Lairesse, Gerard

, an eminent Flemish painter, was born at Liege, in 1640. His father, who was a tolerable painter, put his son first to study the belles lettres, poetry, and music, to the last of which Gerard dedicated a day in every week: but at length taught him design, and made him copy the best pictures, particularly those of Bertholet Flaraael, a canon of that city. At the age of fifteen, Gerard began to paint portraits, and some historical pieces, for the electors of Cologne and Brandenburgh, which contributed-to make him known, and gave him great reputation. The ease, however, with which he got his money tempted him to part with it as easily, and run into expence. He was fond of dress, and making a figure in the world; he had also an ambition to please the ladies, and fancied that the liveliness of his wit would compensate in some degree for the deformity of his person. But one of his mistresses, whom he had turned off, having out of revenge wounded him dangerously with a knife, he abandoned such promiscuous gallantry, and married. While settled at Utrecht, and poor, he was seized with a contagious distemper; and, his wife lying-in at the same time, he was reduced to offer a picture to sale for present support, which, in three days’ time, was bought by Vytenburgh, a picture-merchant at Amsterdam, who engaged | him to go to that city. Accordingly Lairesse settled there; and his reputation rose to so high a pitch, that the Hollanders esteem him the best history-painter of their country, and commonly call him their second Raphael; Hemskirk is their first.
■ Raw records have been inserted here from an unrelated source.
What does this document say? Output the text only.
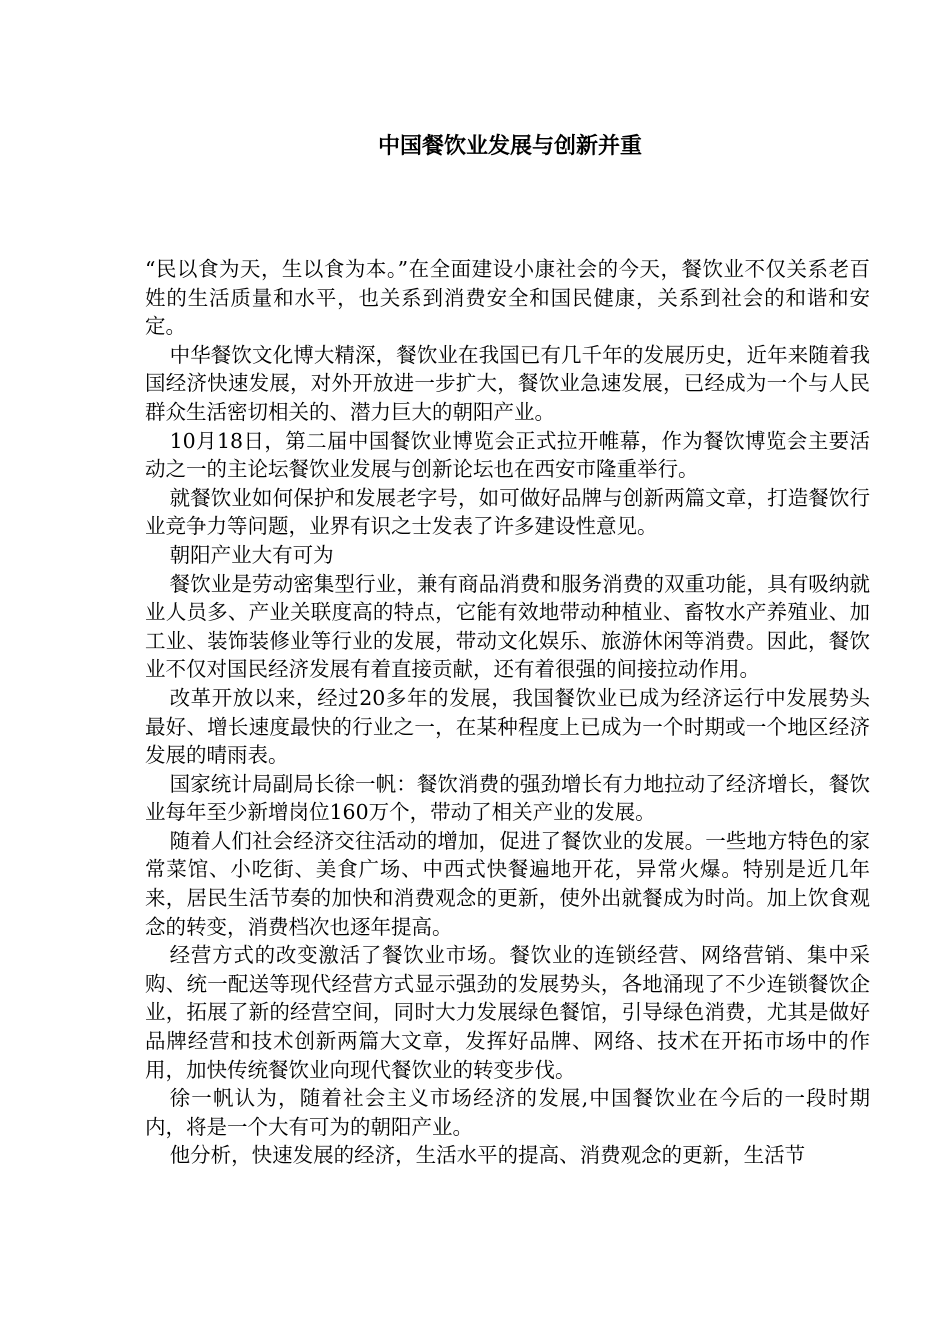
中国餐饮业发展与创新并重

“民以食为天，生以食为本。”在全面建设小康社会的今天，餐饮业不仅关系老百姓的生活质量和水平，也关系到消费安全和国民健康，关系到社会的和谐和安定。

中华餐饮文化博大精深，餐饮业在我国已有几千年的发展历史，近年来随着我国经济快速发展，对外开放进一步扩大，餐饮业急速发展，已经成为一个与人民群众生活密切相关的、潜力巨大的朝阳产业。

10月18日，第二届中国餐饮业博览会正式拉开帷幕，作为餐饮博览会主要活动之一的主论坛餐饮业发展与创新论坛也在西安市隆重举行。

就餐饮业如何保护和发展老字号，如可做好品牌与创新两篇文章，打造餐饮行业竞争力等问题，业界有识之士发表了许多建设性意见。

朝阳产业大有可为

餐饮业是劳动密集型行业，兼有商品消费和服务消费的双重功能，具有吸纳就业人员多、产业关联度高的特点，它能有效地带动种植业、畜牧水产养殖业、加工业、装饰装修业等行业的发展，带动文化娱乐、旅游休闲等消费。因此，餐饮业不仅对国民经济发展有着直接贡献，还有着很强的间接拉动作用。

改革开放以来，经过20多年的发展，我国餐饮业已成为经济运行中发展势头最好、增长速度最快的行业之一，在某种程度上已成为一个时期或一个地区经济发展的晴雨表。

国家统计局副局长徐一帆：餐饮消费的强劲增长有力地拉动了经济增长，餐饮业每年至少新增岗位160万个，带动了相关产业的发展。

随着人们社会经济交往活动的增加，促进了餐饮业的发展。一些地方特色的家常菜馆、小吃街、美食广场、中西式快餐遍地开花，异常火爆。特别是近几年来，居民生活节奏的加快和消费观念的更新，使外出就餐成为时尚。加上饮食观念的转变，消费档次也逐年提高。

经营方式的改变激活了餐饮业市场。餐饮业的连锁经营、网络营销、集中采购、统一配送等现代经营方式显示强劲的发展势头，各地涌现了不少连锁餐饮企业，拓展了新的经营空间，同时大力发展绿色餐馆，引导绿色消费，尤其是做好品牌经营和技术创新两篇大文章，发挥好品牌、网络、技术在开拓市场中的作用，加快传统餐饮业向现代餐饮业的转变步伐。

徐一帆认为，随着社会主义市场经济的发展,中国餐饮业在今后的一段时期内，将是一个大有可为的朝阳产业。

他分析，快速发展的经济，生活水平的提高、消费观念的更新，生活节
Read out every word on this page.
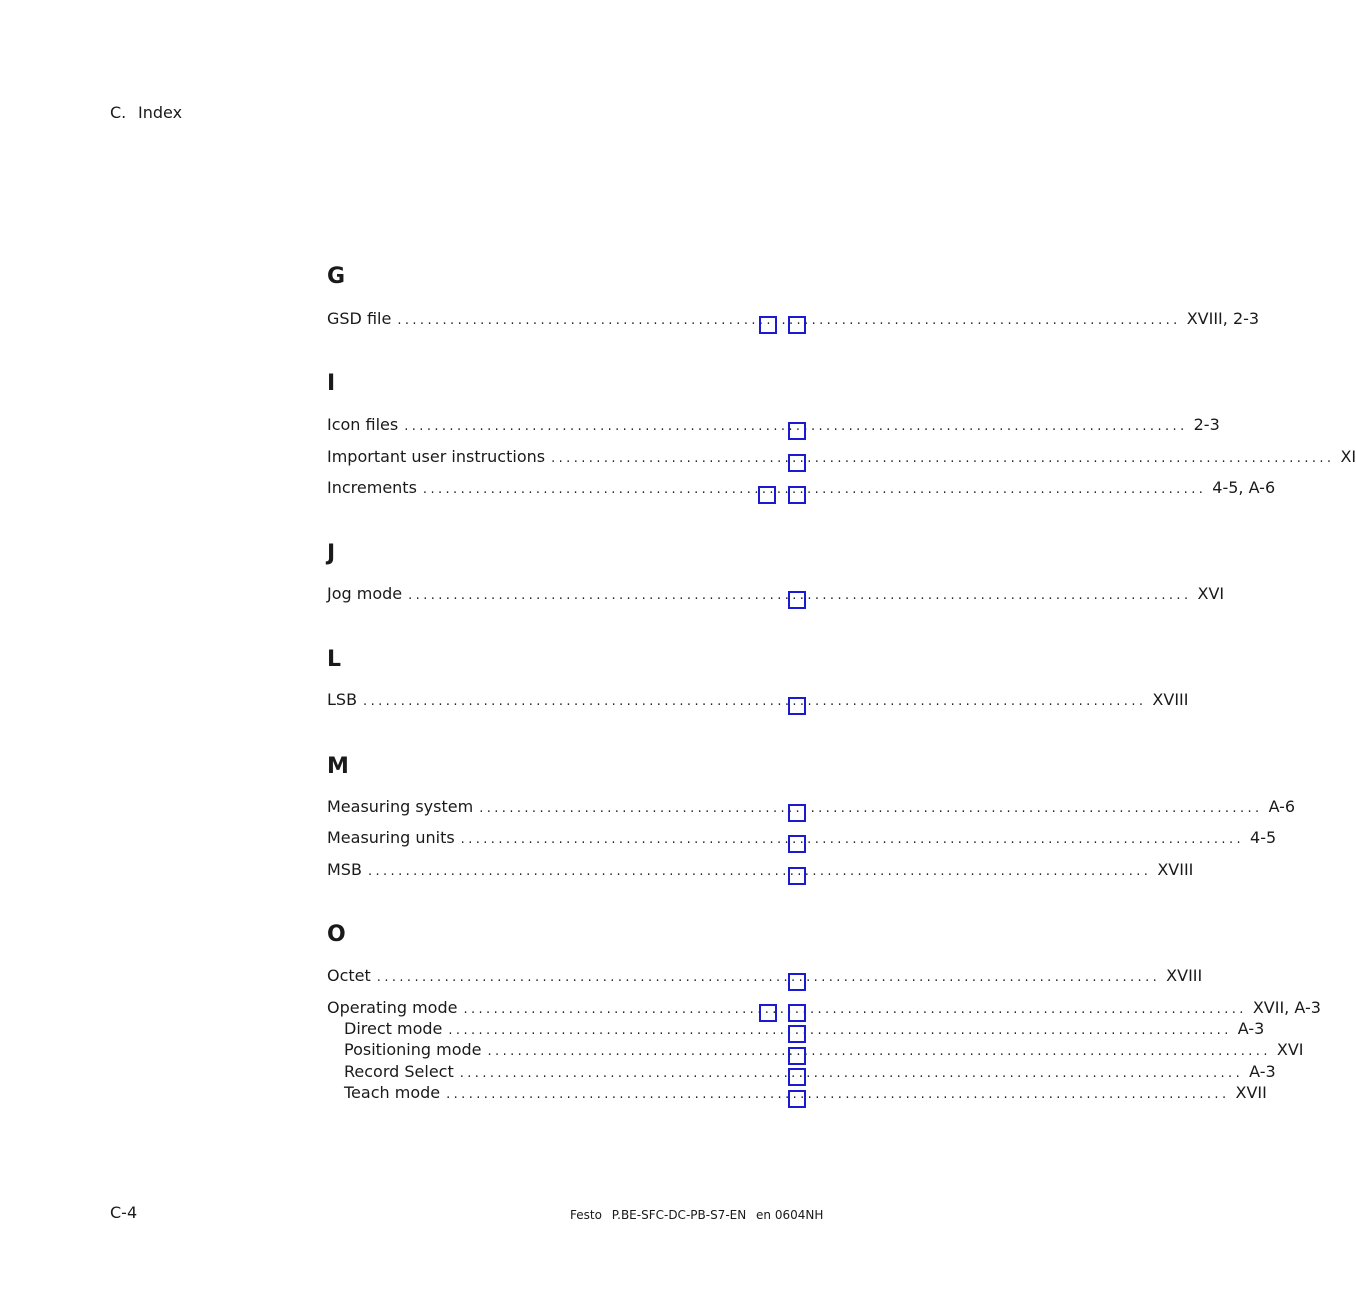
C. Index
G
GSD file ........................................................................................................ XVIII, 2-3
I
Icon files ........................................................................................................ 2-3
Important user instructions ........................................................................................................ XI
Increments ........................................................................................................ 4-5, A-6
J
Jog mode ........................................................................................................ XVI
L
LSB ........................................................................................................ XVIII
M
Measuring system ........................................................................................................ A-6
Measuring units ........................................................................................................ 4-5
MSB ........................................................................................................ XVIII
O
Octet ........................................................................................................ XVIII
Operating mode ........................................................................................................ XVII, A-3
Direct mode ........................................................................................................ A-3
Positioning mode ........................................................................................................ XVI
Record Select ........................................................................................................ A-3
Teach mode ........................................................................................................ XVII
C-4	Festo P.BE-SFC-DC-PB-S7-EN en 0604NH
Yet his style of painting was but a compound of those of Poussin and the old French school. While he aimed at imitating the best Italian masters, he never avoided those false airs of the head and limbs, which seem rather taken from the stage than from nature; so that his works do not rise to the level of true merit. At length, borne down with infirmities, aggravated by the loss of his eye-sight, he finished his days at Amsterdam, in 1711, at the age of seventy-one.

He had three sons, of whom two were painters and his disciples. He had also three brothers, Ernest, James, and John: Ernest and John painted animals, and James was a flower-painter. He engraved a great deal in aqua-fortis. His work consists of 256 plates, great and small, more than the half of which are by his own hand; the others are engraved by Poole, Berge, Glauber, &c. Lairesse has the credit of an excellent book upon the art, which has been translated into English, and printed both in 4to and 8vo, at London, but it is thought that it consists only of observations made by him, and published with the authority of his name. 1


Argenville, vol. III.—Pilkington and Strutt.—Sir J. Reynolds’s Works.